Some
people are actually surprised that the Bush administration twiddled its thumbs
while the democratically elected president of a neighboring republic was run out
of office by armed thugs.
The
explanation is tragically simple: Haiti hasn't got anything we want.
Because
of massive erosion, precious little grows there -- coffee, sugar, some mango trees.
Underground are modest quantities of copper, bauxite and marble, but nothing we
can't get in abundance elsewhere.
Nothing
worth deploying a 100,000 troops over. Like oil.
If
only Haiti were sitting on half as much petroleum as Iraq, the United States would
have shown a much keener interest in what was happening there.
From
Congress you would have heard some stirring speeches about our moral duty to help
an ally under siege from outlaws.
Why,
Vice President Dick Cheney himself would have lumbered out of his bunker and made
the rounds of the Sunday talk shows, warning of the grave global peril if Haitian
President Jean-Bertrand Aristide were overthrown by paramilitary goons, killers
and drug smugglers.
Before
you could say ''Halliburton stock options,'' a U.S. armada would have been steaming
toward Port-au-Prince, while Cheney's pals in the private sector would have been
ramping up to repair and secure the Haitian oil derricks.
Sadly,
though, it is Haiti's fate to be hopelessly bereft of the natural riches that
industrialized nations covet. U.S. intervention would have been strictly an act
of humanitarian motivation, with no payoff and plenty of headaches.
To
President Bush there's no moral incongruity in spending billions of dollars and
hundreds of American lives trying to install a first-time democracy in faraway
Iraq, while turning our back on a crumbling democracy in our own backyard.
The
truth is, we don't need another military engagement. What we do need is a sane
realignment of priorities.
Bush
would insist that Iraq under Saddam Hussein was the larger menace, but in fact
the turmoil in Haiti has a direct and costly impact on the United States, starting
in Florida.
Coast
Guard and Customs anti-terrorism patrols already spend much of their time rounding
up boatloads of desperate Haitian refugees or intercepting Miami-bound freighters
loaded with cocaine.
Haiti
has become a choice trans-shipment point for South American drug smugglers, who
are likely cheering the current chaos. Once our token force of U.S. Marines is
gone, the ports of Haiti will be wide open for dopers.
Aristide
surely was no prize. He governed ineptly, autocratically and sometimes with the
brutal assistance of the street gangs that are a bloody part of Haiti's history.
But
the United States didn't help, orchestrating a cutoff of international funds and
supplies that punished the poorest of Haiti's poor. Hundreds, perhaps thousands,
of peasants died for no reason.
Ousted
by a coup in 1991, reinstated by American forces in 1994, Aristide wasn't popular
with the right-wingers in the present Bush administration. He was, however, Haiti's
first and only duly elected president. That he needed to resign became obvious.

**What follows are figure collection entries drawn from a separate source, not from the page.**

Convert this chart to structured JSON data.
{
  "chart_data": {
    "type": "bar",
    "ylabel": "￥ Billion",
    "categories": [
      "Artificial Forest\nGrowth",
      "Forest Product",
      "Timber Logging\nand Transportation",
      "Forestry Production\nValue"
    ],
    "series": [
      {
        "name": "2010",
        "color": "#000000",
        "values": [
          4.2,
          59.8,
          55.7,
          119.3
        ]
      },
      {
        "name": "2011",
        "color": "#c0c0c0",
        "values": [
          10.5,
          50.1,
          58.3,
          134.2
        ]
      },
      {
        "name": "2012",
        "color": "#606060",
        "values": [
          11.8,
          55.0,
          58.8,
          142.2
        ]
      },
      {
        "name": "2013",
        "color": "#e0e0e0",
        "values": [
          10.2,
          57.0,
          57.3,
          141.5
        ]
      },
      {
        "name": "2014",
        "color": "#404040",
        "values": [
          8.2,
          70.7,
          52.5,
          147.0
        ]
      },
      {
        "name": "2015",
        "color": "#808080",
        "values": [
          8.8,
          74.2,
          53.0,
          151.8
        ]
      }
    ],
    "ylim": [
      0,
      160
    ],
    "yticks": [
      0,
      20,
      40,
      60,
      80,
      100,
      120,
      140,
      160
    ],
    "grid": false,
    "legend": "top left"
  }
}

Equally obvious was that the United States wasn't working very hard to make that
happen peacefully.
Emblematic
of U.S. indifference was the attitude of State Secretary Colin Powell. A decade
ago, at President Bill Clinton's request, Powell rushed to Haiti with former President
Jimmy Carter to help smooth Aristide's return and avert a full-blown invasion
by U.N. forces.
This
time around, Powell wasn't going anywhere.
Every
now and then, he would comment about the erupting chaos in the Haitian countryside,
but only too late did he declare: 'We cannot allow these thugs to come out of
the hills, or even an opposition to simply rise up and say `we want you to leave'
in an undemocratic, nonconstitutional manner.''
Thugs
they are, too. Among those leading the anti-Aristide mobs were convicted killers,
death-squad assassins and crooked army officers.
Hilariously,
they've now promised to ''lay down'' their weapons so that a new government can
be formed. Of course, not a soul in Haiti believes that these goons will voluntarily
turn over all their guns to the Marines.
Watch
what happens when the American forces leave. Or, if you're like Bush, don't watch.
As
every president since 1915 has learned, there's no obvious solution to Haiti's
misery. Woodrow Wilson sent troops that ended up staying 19 years. Clinton sent
troops that stayed less than two years.
Ronald
Reagan sent a jet to carry away Jean-Claude Duvalier, after he'd stolen everything
in Port-au-Prince that wasn't nailed down. Now Bush sends a jet to carry away
Aristide, leaving the country to looters and criminals.
From
exile in Florida comes a new prime minister, Gerard Latortue, who faces the Goliath
task of uniting a country that's poor, sick, hungry and frantic. He would be foolhardy
to expect much support from the United States.
Unless,
by a miracle, somebody discovers oil in Haiti's tear-soaked plains.